The U.S. economy added 139,000 new jobs last month, surpassing economists’ expectations and indicating that the U.S. labor market remains in a robust position.
The median estimate suggested 130,000 new jobs and a 4.2 percent jobless rate, FactSet Insights reported ahead of the May employment figures.
Average hourly earnings rose by 0.4 percent monthly, higher than the consensus estimate. On a year-over-year basis, average hourly earnings were unchanged at a higher-than-expected 3.9 percent.
Shortly after the employment data were released, President Donald Trump touted the May jobs report.
The labor force participation rate dipped to 62.4 percent from 62.6 percent. Average weekly hours were also flat, at 34.3.
Health care led last month’s employment gains, with payrolls rising by 62,000 and above the 12-month average of 44,000.
Employment in leisure and hospitality surged by 48,000, followed by social assistance (16,000).
Federal government employment fell by 22,000 and is down by 59,000 since the beginning of the year. Manufacturing payrolls also slumped by 8,000.
The household portion of the nonfarm payrolls report, which removes duplication, revealed a sharp decline of 696,000 new jobs.
Full-time employment decreased by 623,000, while part-time jobs edged up by 33,000. The number of people working two or more jobs decreased for the second straight month, declining by 283,000.
In a sign that individuals who have been out of work for 27 weeks or more may be finding employment, the number of long-term unemployed fell by 218,000 to 1.5 million.
The divergence between U.S.- and foreign-born workers has been a key feature in the labor market over the past several years. Last month, both categories of workers shed jobs.

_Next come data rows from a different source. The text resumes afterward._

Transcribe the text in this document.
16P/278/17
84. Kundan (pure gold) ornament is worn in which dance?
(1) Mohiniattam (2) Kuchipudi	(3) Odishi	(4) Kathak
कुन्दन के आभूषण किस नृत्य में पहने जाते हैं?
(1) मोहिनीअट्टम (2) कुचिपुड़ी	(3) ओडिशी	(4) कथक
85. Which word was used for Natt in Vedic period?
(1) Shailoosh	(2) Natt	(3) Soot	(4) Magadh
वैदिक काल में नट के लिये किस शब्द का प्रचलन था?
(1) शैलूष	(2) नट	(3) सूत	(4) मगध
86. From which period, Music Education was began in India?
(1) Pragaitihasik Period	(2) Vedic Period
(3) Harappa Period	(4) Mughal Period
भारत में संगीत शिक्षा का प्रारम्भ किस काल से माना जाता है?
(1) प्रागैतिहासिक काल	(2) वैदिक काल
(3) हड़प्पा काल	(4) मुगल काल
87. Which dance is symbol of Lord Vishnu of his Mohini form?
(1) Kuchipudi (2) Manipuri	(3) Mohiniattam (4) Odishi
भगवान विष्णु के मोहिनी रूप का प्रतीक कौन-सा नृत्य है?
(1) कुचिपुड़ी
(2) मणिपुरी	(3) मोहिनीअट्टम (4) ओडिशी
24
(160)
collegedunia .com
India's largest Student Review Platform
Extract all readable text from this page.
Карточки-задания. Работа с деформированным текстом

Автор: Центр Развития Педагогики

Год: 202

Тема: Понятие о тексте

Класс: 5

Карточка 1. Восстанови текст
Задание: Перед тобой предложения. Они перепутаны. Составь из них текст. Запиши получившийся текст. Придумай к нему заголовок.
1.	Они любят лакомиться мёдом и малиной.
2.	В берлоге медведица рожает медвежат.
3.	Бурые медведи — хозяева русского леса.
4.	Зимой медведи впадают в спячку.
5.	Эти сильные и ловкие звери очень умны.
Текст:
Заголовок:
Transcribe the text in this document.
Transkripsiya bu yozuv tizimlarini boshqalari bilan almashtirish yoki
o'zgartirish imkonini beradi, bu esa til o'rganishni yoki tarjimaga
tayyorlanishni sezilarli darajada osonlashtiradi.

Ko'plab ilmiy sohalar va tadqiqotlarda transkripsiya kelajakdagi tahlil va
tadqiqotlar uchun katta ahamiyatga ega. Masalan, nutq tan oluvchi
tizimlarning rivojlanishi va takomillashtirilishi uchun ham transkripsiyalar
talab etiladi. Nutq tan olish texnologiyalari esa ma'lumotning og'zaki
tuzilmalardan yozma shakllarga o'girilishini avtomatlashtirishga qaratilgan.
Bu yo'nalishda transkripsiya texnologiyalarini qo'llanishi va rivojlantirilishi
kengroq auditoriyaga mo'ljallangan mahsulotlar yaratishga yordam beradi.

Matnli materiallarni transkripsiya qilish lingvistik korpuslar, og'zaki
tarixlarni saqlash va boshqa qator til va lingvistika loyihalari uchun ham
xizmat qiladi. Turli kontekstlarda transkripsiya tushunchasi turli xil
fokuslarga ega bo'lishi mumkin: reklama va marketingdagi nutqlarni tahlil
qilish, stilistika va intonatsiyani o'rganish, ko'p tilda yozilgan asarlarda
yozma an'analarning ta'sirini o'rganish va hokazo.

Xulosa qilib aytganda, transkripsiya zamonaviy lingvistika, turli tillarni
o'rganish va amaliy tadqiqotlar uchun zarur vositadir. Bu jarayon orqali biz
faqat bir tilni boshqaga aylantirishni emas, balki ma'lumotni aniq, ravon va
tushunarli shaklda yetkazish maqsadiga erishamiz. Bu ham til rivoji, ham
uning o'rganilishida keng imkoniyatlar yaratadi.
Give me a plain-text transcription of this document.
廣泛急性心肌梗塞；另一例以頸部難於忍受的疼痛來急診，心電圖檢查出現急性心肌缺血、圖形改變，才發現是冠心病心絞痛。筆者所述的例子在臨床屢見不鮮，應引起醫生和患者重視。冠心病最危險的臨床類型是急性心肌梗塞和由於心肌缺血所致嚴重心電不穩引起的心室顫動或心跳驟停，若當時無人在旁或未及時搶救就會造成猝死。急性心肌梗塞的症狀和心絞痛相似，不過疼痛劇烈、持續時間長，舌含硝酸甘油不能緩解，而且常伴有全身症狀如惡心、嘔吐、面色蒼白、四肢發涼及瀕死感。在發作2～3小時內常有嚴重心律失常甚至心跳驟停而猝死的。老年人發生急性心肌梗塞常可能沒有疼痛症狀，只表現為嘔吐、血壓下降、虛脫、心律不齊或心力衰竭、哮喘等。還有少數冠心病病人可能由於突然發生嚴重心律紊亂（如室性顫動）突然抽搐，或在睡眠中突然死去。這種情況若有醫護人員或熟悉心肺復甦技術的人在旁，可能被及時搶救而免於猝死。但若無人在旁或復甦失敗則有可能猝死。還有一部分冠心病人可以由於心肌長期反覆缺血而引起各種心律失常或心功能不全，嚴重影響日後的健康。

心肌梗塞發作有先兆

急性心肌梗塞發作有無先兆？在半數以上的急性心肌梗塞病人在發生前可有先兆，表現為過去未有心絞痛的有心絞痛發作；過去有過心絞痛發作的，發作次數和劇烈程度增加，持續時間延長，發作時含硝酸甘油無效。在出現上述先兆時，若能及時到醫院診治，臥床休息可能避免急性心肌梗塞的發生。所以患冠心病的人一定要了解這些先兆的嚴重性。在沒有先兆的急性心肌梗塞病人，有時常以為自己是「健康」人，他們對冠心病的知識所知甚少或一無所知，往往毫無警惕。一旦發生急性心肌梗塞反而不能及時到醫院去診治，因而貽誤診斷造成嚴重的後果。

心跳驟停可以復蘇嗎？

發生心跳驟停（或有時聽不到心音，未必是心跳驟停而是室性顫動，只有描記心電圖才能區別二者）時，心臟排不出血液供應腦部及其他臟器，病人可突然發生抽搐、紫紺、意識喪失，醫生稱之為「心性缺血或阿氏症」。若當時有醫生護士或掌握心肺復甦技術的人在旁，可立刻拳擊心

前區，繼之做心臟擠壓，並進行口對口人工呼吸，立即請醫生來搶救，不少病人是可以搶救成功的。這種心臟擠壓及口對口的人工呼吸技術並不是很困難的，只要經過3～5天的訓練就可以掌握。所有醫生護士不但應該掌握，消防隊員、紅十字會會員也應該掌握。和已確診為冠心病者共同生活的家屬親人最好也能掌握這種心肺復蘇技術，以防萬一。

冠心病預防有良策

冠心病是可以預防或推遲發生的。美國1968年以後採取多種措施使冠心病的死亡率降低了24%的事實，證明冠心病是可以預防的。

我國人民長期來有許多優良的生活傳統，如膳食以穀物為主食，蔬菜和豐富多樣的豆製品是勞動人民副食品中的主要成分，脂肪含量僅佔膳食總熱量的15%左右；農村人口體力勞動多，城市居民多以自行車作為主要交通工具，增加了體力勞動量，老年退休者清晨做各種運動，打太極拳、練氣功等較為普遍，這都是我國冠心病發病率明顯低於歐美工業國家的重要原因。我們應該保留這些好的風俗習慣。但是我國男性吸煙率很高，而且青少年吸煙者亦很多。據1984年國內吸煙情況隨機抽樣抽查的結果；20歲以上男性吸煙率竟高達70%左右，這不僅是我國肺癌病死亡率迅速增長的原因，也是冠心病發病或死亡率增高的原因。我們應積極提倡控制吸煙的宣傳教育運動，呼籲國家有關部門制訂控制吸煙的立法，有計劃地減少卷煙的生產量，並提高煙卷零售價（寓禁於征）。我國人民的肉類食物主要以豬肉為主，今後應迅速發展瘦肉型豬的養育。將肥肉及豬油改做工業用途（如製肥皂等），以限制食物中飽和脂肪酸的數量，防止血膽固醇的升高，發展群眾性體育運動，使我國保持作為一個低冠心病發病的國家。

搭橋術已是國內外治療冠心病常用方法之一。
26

The number of employed native-born workers declined by 444,000, and the number of employed foreign-born workers fell by 224,000.
Market Reaction
Investors cheered the latest employment data before the opening bell.The leading U.S. stock market benchmark averages advanced by as much as 0.8 percent.
Yields on U.S. Treasury securities were also in the green. The benchmark 10-year Treasury yield firmed above 4.45 percent.
The U.S. dollar index, a measure of the greenback against a weighted basket of currencies, rose by about 0.3 percent. Still, the index is poised for a weekly loss of 0.3 percent and is down by nearly 9 percent this year.
“Overall, the labor market remains stable, and there’s no sign that the negative sentiment and uncertainty hovering over the market is having any real impact on jobs,” Jay Woods, the chief global strategist for Freedom Capital Markets, said.
Slow and Steady
A flurry of employment data this week sent mixed signals about the state of the U.S. labor market.Job vacancies, for example, unexpectedly increased in April. The Bureau of Labor Statistics’ Job Openings and Labor Turnover Survey reported on June 3 that the number of job openings increased by approximately 200,000 to a higher-than-expected 7.4 million in April.
Quits, a measure economists monitor to gauge workers’ confidence about the broader job market, fell by 150,000 to a four-month low of 3.19 million.
Private employers added fewer jobs than market watchers anticipated.
“After a strong start to the year, hiring is losing momentum,” Nela Richardson, the chief economist at ADP, said in the report.
Layoffs have slowed, but unemployment filings have edged up.
“Tariffs, funding cuts, consumer spending, and overall economic pessimism are putting intense pressure on companies’ workforces,” Andrew Challenger, the firm’s senior vice president, said.
Department of Labor numbers for the week ending May 31 revealed a modest uptick in first-time unemployment filings.
“Jobless claims continue to rise, but they are rising at a slow pace, so it’s a trend worth watching, but too soon to sound the alarm,” Chris Zaccarelli, the chief investment officer at Northlight Asset Management, said in a note emailed to The Epoch Times.